Dilihat dari satu sudut pandang, Panut dan teman-temannya tidak paham soal pupuk kandang, petani binaan salah satu dosen Faperta, Dr. Ir. Nugroho Susetya Putra, M.Si menjelaskan bahwa di wilayah Sleman sudah menemukan cara membuat pupuk organik cair yang memanfaatkan mikrobia pada rumen sapi. Petani tersebut membeli rumen sapi saat diadakan penyembelihan Hari Raya Qurban. “Kita jangan menggurui petani, mereka lebih luar biasa dari kita. Jika di lapangan saya malah yang lebih banyak bertanya pada mereka”, tuturnya pada suatu perkuliahan.
Menurut Susetya, saat akademisi ingin mengadakan suatu program pengabdian, seperti Program Kerja KKN contohnya, alangkah lebih baik jika mahasiswa menawarkan relasi dan berperan sebagai fasilitator bagi petani, bukan yang mengajari petani. Berdasarkan pemaparan tersebut dapat disimpulkan bahwa dalam perwujudan sistem pertanian berkelanjutan, perlu adanya pengubahan kebiasaan yang kurang sesuai dengan visi pertanian berkelanjutan itu sendiri seperti penggunaan pupuk kimia yang kurang bijak. Solusi konvensionalnya adalah dengan beralih ke pupuk organik yang lebih murah dan ramah lingkungan.

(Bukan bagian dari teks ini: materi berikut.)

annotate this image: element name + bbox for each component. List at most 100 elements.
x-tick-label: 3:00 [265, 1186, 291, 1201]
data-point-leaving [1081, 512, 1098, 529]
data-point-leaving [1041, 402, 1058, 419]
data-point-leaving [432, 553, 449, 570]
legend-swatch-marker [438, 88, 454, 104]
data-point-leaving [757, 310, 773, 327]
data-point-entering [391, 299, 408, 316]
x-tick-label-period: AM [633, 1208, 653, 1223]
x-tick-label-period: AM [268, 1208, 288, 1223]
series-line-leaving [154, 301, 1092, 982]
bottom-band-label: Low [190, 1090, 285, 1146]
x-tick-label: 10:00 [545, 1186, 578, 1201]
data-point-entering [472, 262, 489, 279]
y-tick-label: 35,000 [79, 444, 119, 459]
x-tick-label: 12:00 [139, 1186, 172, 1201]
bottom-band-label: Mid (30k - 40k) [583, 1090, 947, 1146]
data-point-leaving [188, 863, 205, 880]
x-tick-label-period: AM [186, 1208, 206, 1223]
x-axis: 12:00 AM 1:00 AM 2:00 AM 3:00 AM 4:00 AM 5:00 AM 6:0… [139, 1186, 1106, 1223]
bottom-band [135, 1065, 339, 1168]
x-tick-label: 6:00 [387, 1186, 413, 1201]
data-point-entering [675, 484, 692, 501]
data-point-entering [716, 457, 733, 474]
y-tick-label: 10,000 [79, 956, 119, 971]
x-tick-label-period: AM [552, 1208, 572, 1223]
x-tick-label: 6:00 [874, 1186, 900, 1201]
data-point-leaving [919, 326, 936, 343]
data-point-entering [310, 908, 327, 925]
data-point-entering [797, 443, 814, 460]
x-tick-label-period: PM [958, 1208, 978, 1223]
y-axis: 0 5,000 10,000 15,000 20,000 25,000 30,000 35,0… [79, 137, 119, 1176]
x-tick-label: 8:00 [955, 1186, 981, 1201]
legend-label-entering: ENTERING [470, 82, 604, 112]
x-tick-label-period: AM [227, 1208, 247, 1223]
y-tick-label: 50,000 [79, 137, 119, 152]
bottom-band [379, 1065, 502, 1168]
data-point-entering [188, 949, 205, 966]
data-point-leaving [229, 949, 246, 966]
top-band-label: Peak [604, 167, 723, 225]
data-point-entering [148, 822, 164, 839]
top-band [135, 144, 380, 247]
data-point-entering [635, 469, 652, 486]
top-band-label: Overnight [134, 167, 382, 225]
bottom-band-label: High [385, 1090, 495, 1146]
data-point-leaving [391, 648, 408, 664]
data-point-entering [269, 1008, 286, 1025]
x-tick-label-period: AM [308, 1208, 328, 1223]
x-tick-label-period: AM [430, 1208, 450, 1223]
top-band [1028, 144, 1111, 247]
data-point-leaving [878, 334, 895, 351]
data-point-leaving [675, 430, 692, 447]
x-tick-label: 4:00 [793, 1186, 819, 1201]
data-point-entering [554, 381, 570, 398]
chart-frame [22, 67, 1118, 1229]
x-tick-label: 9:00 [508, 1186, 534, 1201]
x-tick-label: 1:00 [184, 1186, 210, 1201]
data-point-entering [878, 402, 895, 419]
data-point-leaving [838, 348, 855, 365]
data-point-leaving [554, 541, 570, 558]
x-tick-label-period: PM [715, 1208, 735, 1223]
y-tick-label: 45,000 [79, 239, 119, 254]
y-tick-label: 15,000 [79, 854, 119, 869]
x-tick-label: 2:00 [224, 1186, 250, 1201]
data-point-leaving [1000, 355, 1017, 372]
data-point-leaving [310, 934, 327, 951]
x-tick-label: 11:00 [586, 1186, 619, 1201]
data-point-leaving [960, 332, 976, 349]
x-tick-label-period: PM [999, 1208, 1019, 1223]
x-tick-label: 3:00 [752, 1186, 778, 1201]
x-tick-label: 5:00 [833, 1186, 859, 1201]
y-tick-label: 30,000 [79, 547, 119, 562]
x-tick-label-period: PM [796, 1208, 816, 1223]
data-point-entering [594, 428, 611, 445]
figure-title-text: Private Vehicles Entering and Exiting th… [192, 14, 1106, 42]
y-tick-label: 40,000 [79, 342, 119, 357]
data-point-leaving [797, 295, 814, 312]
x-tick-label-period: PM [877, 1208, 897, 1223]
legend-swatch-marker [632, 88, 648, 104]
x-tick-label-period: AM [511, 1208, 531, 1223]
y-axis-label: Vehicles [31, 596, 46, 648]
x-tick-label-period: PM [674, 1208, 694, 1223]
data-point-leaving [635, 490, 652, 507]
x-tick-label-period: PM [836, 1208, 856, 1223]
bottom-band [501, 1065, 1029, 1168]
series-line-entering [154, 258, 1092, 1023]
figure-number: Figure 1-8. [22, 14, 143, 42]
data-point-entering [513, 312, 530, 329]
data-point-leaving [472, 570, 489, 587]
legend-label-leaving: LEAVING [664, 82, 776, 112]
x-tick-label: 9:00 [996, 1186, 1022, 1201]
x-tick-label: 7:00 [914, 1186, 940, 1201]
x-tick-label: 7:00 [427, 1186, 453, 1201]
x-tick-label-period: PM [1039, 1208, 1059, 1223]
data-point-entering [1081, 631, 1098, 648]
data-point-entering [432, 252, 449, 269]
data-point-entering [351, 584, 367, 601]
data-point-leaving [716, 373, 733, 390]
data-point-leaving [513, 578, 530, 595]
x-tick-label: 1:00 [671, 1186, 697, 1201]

Namun perlu ada pendampingan intensif untuk mendukung inovasi petani dan juga pemberian motivasi serta pemahaman tentang bercocok tanam yang tepat ekologis, agronomis dan ekonomis kepada petani. Untuk mewujudkannya diperlukan adanya sinergitas yang erat antara pemerintah dan akademisi yang expert di bidang yang bersangkutan secara langsung seperti pertanian, peternakan, tata niaga, teknologi dan lingkungan (Sayyida Ikrima/ Primordia/ Galusia Edisi XXIX).